During the meteoric rise of BitCoin in 2017, I wrote the following:
(Originally published November 28, 2017)
Gold Bitcoin Beanie Baby Bulbs
So, yeah, I’m not the first person to point out the parallels between the recent Bitcoin frenzy and the Dutch tulip mania of the 1630s. Nor, I suspect, am I the first to mention that Bitcoin’s meteoric rise bears shocking resemblance to:
- The silver and other precious metals frenzy of 1979 – 1980.
- The Beanie Baby Craze of the 1990s.
- The dot-com bubble of the late 1990s.
- The speculative bubble that led to the financial crises 10 years ago.
- The gold bubble of 2009 – 2011.
I wasn’t around for the first of those, but I saw the others happen. I even lost a large part of my meager savings in the 1980 gold frenzy. Every one of these events saw people betting their futures on a “sure thing” that “can’t lose.” They were putting their entire life savings into it, borrowing heavily to gamble on a speculative market that seemed like it would just keep going up. And in every case, the bubble burst, wiping out savings in a very short period.
Those bubbles burst because investors flocking to the “can’t lose” scheme drove the prices to levels that were unsustainable. Early investors get in, ride the rise for a while, and then sell to new investors who want the same kind of trip. It becomes a positive feedback loop, until the price becomes too high to attract new investors. One day, somebody wants to get off and discovers that nobody wants to pay what he’s asking for his position. He decides to sell at a loss, at which point everybody else starts to panic and starts unloading as fast as they can, hoping to get out with something.
I don’t know enough about Bitcoin and other crypto currencies to say what, if anything, they’re actually worth, or if the idea of crypto currency has any long-term merit. But the the meteoric increase in Bitcoin prices over the last year, from $750 to $10,000, brings to mind those parallels, and a little bit more research reveals all the signs of a speculative bubble. The number of companies specializing in crypto currency trading has grown tremendously over the past year. There are “network marketing” schemes that pay you for “helping” others get in on the deal. New crypto currencies are popping up. People are borrowing money to invest. People are posting cheerleader messages (“Rah, rah Bitcoin!”) on social media.

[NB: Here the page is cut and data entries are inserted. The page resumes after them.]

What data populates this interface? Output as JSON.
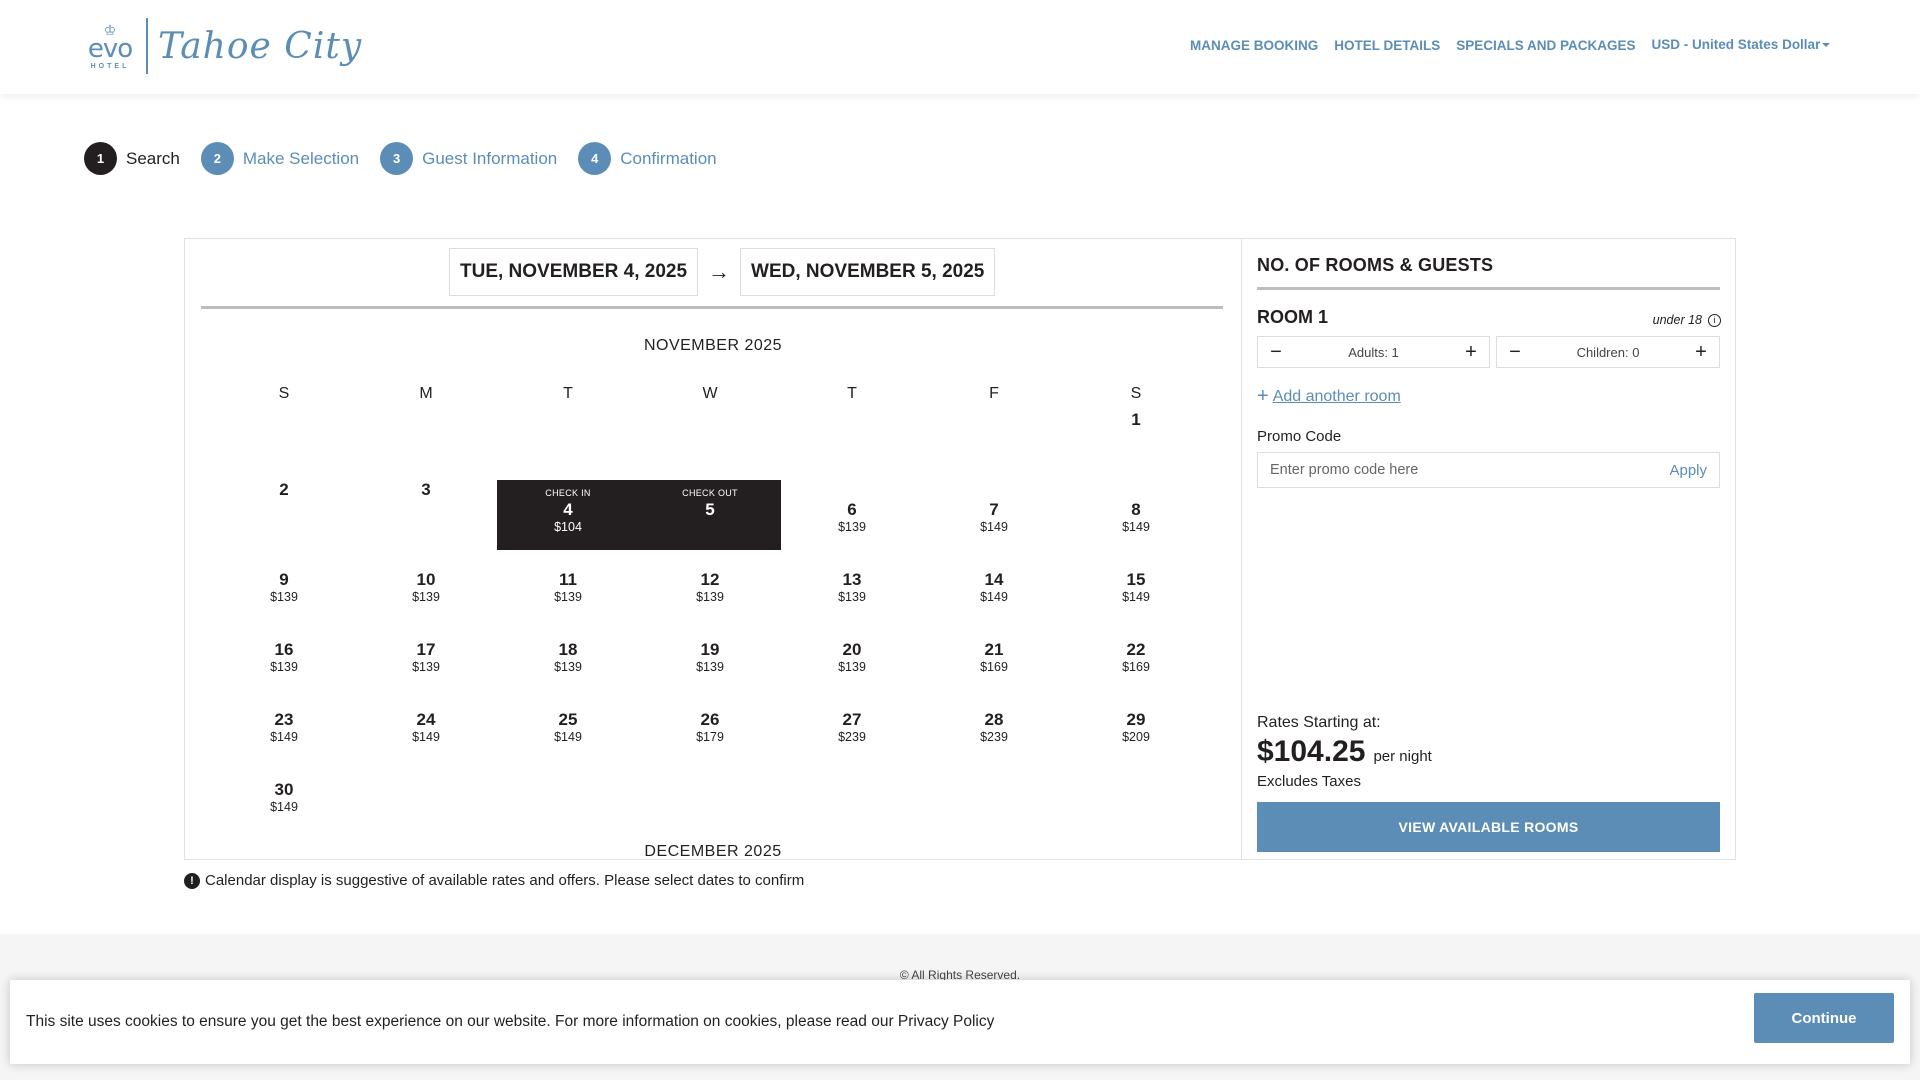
{
  "brand": {
    "logo_mark": "evo",
    "logo_hotel": "HOTEL",
    "logo_script": "Tahoe City"
  },
  "nav": {
    "items": [
      "MANAGE BOOKING",
      "HOTEL DETAILS",
      "SPECIALS AND PACKAGES"
    ],
    "currency": "USD - United States Dollar"
  },
  "steps": [
    {
      "num": "1",
      "label": "Search",
      "active": true
    },
    {
      "num": "2",
      "label": "Make Selection",
      "active": false
    },
    {
      "num": "3",
      "label": "Guest Information",
      "active": false
    },
    {
      "num": "4",
      "label": "Confirmation",
      "active": false
    }
  ],
  "dates": {
    "check_in": "TUE, NOVEMBER 4, 2025",
    "arrow": "→",
    "check_out": "WED, NOVEMBER 5, 2025"
  },
  "calendar": {
    "month": "NOVEMBER 2025",
    "next_month": "DECEMBER 2025",
    "weekdays": [
      "S",
      "M",
      "T",
      "W",
      "T",
      "F",
      "S"
    ],
    "first_weekday": 6,
    "days": [
      {
        "d": "1",
        "price": "",
        "state": "unavailable",
        "label": ""
      },
      {
        "d": "2",
        "price": "",
        "state": "unavailable",
        "label": ""
      },
      {
        "d": "3",
        "price": "",
        "state": "unavailable",
        "label": ""
      },
      {
        "d": "4",
        "price": "$104",
        "state": "selected",
        "label": "CHECK IN"
      },
      {
        "d": "5",
        "price": "",
        "state": "selected",
        "label": "CHECK OUT"
      },
      {
        "d": "6",
        "price": "$139",
        "state": "available",
        "label": ""
      },
      {
        "d": "7",
        "price": "$149",
        "state": "available",
        "label": ""
      },
      {
        "d": "8",
        "price": "$149",
        "state": "available",
        "label": ""
      },
      {
        "d": "9",
        "price": "$139",
        "state": "available",
        "label": ""
      },
      {
        "d": "10",
        "price": "$139",
        "state": "available",
        "label": ""
      },
      {
        "d": "11",
        "price": "$139",
        "state": "available",
        "label": ""
      },
      {
        "d": "12",
        "price": "$139",
        "state": "available",
        "label": ""
      },
      {
        "d": "13",
        "price": "$139",
        "state": "available",
        "label": ""
      },
      {
        "d": "14",
        "price": "$149",
        "state": "available",
        "label": ""
      },
      {
        "d": "15",
        "price": "$149",
        "state": "available",
        "label": ""
      },
      {
        "d": "16",
        "price": "$139",
        "state": "available",
        "label": ""
      },
      {
        "d": "17",
        "price": "$139",
        "state": "available",
        "label": ""
      },
      {
        "d": "18",
        "price": "$139",
        "state": "available",
        "label": ""
      },
      {
        "d": "19",
        "price": "$139",
        "state": "available",
        "label": ""
      },
      {
        "d": "20",
        "price": "$139",
        "state": "available",
        "label": ""
      },
      {
        "d": "21",
        "price": "$169",
        "state": "available",
        "label": ""
      },
      {
        "d": "22",
        "price": "$169",
        "state": "available",
        "label": ""
      },
      {
        "d": "23",
        "price": "$149",
        "state": "available",
        "label": ""
      },
      {
        "d": "24",
        "price": "$149",
        "state": "available",
        "label": ""
      },
      {
        "d": "25",
        "price": "$149",
        "state": "available",
        "label": ""
      },
      {
        "d": "26",
        "price": "$179",
        "state": "available",
        "label": ""
      },
      {
        "d": "27",
        "price": "$239",
        "state": "available",
        "label": ""
      },
      {
        "d": "28",
        "price": "$239",
        "state": "available",
        "label": ""
      },
      {
        "d": "29",
        "price": "$209",
        "state": "available",
        "label": ""
      },
      {
        "d": "30",
        "price": "$149",
        "state": "available",
        "label": ""
      }
    ]
  },
  "rooms": {
    "title": "NO. OF ROOMS & GUESTS",
    "room_label": "ROOM 1",
    "children_note": "under 18",
    "adults": "Adults: 1",
    "children": "Children: 0",
    "minus": "−",
    "plus": "+",
    "add_room": "Add another room"
  },
  "promo": {
    "label": "Promo Code",
    "placeholder": "Enter promo code here",
    "apply": "Apply"
  },
  "rates": {
    "label": "Rates Starting at:",
    "price": "$104.25",
    "per": "per night",
    "excludes": "Excludes Taxes",
    "button": "VIEW AVAILABLE ROOMS"
  },
  "disclaimer": "Calendar display is suggestive of available rates and offers. Please select dates to confirm",
  "footer": "© All Rights Reserved.",
  "cookie": {
    "text": "This site uses cookies to ensure you get the best experience on our website. For more information on cookies, please read our Privacy Policy",
    "button": "Continue"
  },
  "colors": {
    "accent": "#5b8db6",
    "dark": "#231f20"
  }
}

I’m seeing more hockey stick charts every day. “Look what it’s done in just the last three months!”
There may indeed be some lasting value to Bitcoin and other crypto currencies, just as there was lasting value in Beanie Babies. I saw some at a yard sale last week, going for about 50 cents each.
Proving once again that people looking for a quick buck never pay attention to past mistakes, we have invented “meme stocks,” the most memorable of which was GameStop. But I think the newest one, the social media company called Trump Media and Technology Group, will eclipse even that. This is the company that supporters of Donald Trump created after he lost the 2020 election and got kicked off of Facebook and Twitter for his actions. The new site, Truth Social, promising “no censorship,” was designed to prominently feature the insane ramblings of the Bumbling Buffoon, and users who contradicted his incoherent missives or said negative things about him were banned from the site.

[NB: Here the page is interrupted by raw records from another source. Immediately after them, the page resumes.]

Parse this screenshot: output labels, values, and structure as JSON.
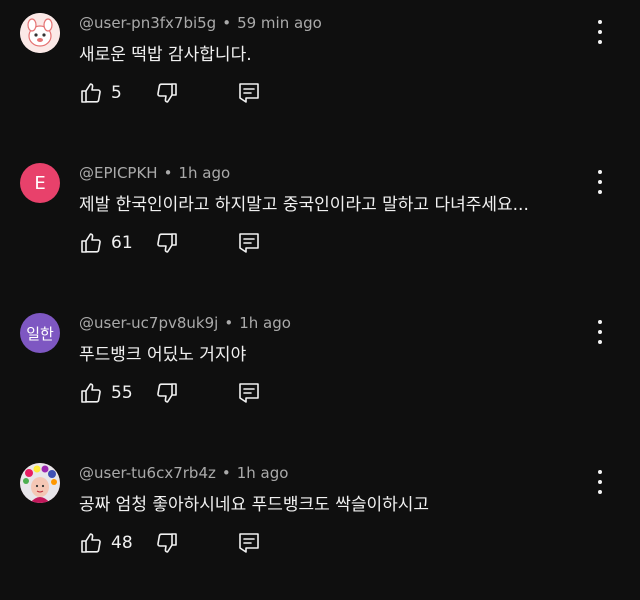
{
  "comments": [
    {
      "handle": "@user-pn3fx7bi5g",
      "time": "59 min ago",
      "text": "새로운 떡밥 감사합니다.",
      "likes": "5",
      "avatar": {
        "kind": "image",
        "bg": "#fbe9e7",
        "icon": "cartoon-character-avatar"
      }
    },
    {
      "handle": "@EPICPKH",
      "time": "1h ago",
      "text": "제발 한국인이라고 하지말고 중국인이라고 말하고 다녀주세요...",
      "likes": "61",
      "avatar": {
        "kind": "letter",
        "letter": "E",
        "bg": "#e8416b"
      }
    },
    {
      "handle": "@user-uc7pv8uk9j",
      "time": "1h ago",
      "text": "푸드뱅크 어딨노 거지야",
      "likes": "55",
      "avatar": {
        "kind": "letter",
        "letter": "일한",
        "bg": "#7e57c2"
      }
    },
    {
      "handle": "@user-tu6cx7rb4z",
      "time": "1h ago",
      "text": "공짜 엄청 좋아하시네요 푸드뱅크도 싹슬이하시고",
      "likes": "48",
      "avatar": {
        "kind": "image",
        "bg": "#d9a0a8",
        "icon": "photo-avatar"
      }
    }
  ],
  "colors": {
    "background": "#0f0f0f",
    "text": "#f1f1f1",
    "meta": "#aaaaaa"
  },
  "icons": {
    "like": "thumbs-up-icon",
    "dislike": "thumbs-down-icon",
    "reply": "reply-icon",
    "more": "more-vertical-icon"
  }
}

The idea was always to create the site, create a shell company (a SPAC — special purpose acquisition company) to acquire it and take it public. The site of course had some trouble getting started and even today is mostly a joke. But they succeeded, after a lot of investigation by the SEC and others, in taking the company public. At a ridiculously inflated valuation and with a Trump-typical ticker symbol: DJT. I think the last public company the Buffoon in Chief formed was called TRMP. No surprise, it failed. But not before Trump bilked his investors out of their cash. I’m surprised he managed to escape that one without any criminal penalties.

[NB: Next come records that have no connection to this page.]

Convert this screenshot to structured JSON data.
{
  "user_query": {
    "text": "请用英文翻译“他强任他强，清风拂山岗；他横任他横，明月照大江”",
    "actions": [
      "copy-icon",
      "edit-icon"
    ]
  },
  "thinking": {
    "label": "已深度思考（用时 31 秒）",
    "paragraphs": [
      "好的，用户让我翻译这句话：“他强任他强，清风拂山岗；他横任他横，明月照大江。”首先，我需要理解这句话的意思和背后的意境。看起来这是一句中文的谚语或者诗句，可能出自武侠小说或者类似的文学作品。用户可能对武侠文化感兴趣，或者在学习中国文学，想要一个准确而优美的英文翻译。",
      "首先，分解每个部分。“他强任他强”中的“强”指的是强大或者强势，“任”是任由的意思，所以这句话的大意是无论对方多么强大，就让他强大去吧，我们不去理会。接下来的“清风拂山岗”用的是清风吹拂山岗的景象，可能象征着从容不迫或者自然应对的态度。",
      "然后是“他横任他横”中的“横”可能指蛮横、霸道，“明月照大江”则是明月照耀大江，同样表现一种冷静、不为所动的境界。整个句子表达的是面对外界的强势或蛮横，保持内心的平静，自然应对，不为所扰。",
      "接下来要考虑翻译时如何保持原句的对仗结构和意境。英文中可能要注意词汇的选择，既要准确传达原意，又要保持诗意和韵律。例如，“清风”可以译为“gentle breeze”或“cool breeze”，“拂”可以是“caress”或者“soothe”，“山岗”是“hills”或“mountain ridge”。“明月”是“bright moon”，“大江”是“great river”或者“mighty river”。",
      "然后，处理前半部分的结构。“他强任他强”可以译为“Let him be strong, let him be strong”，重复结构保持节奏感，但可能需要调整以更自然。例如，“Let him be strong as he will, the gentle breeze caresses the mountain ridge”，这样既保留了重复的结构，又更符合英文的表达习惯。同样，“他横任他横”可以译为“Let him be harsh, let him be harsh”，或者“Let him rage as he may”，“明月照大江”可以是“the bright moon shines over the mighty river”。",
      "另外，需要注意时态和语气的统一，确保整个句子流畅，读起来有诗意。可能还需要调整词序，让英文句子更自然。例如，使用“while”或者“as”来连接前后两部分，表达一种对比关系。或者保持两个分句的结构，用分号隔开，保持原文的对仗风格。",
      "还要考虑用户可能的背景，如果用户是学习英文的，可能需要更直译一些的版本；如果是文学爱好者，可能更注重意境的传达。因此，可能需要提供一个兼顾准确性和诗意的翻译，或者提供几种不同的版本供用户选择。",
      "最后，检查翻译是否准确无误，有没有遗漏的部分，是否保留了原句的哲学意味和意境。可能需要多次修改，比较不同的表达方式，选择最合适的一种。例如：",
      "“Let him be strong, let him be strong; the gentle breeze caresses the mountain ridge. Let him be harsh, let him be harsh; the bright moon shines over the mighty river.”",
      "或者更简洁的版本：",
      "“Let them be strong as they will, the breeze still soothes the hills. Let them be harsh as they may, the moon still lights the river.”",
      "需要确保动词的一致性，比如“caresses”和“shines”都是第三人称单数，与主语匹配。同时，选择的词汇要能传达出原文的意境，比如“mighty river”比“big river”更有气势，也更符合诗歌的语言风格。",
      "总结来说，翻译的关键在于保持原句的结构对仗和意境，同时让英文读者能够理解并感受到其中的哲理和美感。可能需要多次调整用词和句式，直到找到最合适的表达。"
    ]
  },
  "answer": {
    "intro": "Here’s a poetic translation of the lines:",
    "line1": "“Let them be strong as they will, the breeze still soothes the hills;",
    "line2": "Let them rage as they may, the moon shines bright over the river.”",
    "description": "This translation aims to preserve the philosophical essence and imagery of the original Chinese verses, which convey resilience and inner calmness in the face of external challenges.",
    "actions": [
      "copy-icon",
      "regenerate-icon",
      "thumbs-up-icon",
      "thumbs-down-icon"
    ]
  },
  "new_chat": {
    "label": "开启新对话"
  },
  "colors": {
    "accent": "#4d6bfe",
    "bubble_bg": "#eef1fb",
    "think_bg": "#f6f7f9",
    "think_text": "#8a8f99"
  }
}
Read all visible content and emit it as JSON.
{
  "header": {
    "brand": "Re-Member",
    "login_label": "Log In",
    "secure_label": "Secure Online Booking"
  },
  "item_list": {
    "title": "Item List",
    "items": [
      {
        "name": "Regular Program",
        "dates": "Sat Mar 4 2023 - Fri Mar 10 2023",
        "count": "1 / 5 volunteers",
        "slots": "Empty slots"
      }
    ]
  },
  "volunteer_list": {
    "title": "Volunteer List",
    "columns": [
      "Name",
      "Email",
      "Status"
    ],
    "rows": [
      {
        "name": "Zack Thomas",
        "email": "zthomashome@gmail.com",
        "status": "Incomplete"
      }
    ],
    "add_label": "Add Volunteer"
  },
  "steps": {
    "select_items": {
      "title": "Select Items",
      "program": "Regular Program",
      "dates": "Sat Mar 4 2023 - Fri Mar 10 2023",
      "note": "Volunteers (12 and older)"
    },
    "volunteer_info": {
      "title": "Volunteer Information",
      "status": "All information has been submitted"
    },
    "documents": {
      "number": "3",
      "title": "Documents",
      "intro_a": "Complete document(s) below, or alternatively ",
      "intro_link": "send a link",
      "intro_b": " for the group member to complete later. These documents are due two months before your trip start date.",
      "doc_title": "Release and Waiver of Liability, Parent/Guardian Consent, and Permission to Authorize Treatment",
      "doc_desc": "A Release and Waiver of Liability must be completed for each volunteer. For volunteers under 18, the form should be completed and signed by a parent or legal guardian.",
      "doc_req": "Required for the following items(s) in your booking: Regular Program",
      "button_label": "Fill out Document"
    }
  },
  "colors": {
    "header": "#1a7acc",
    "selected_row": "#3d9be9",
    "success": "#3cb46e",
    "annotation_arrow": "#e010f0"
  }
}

Anyway, an “investment” in this new company is nothing more than a gamble. And not a very smart one at that. The company lost $49 million in the first nine months of 2023. Its total revenue–every dollar it took in–was $3.4 million. And yet the company is valued, based on the price of its stock and the number of shares outstanding, at something like $7 billion!
Yes, that’s right: the company’s market cap is 2,000 times its revenue, and the company is bleeding cash. Furthermore, the single largest shareholder is the Bumbling Buffoon himself, a person who has a history of taking “investors'” money, siphoning off enough to repay his own contribution, and running the company into the ground. At current prices, Trump stands to gain something more than $5 billion if the company lasts long enough and the stock price remains at its ridiculously inflated valuation. He can’t cash in immediately, though: there’s a holding period on his stock.
You couldn’t convince me to invest a single cent in any venture that’s associated in any way with Donald Trump, and even if the Prevaricator in Chief weren’t involved you couldn’t convince me to invest in a company that’s operating at a loss and is valued at 2,000 times its total revenue. In a rational world, the company’s stock would be trading at just that: pennies per share. What a scam.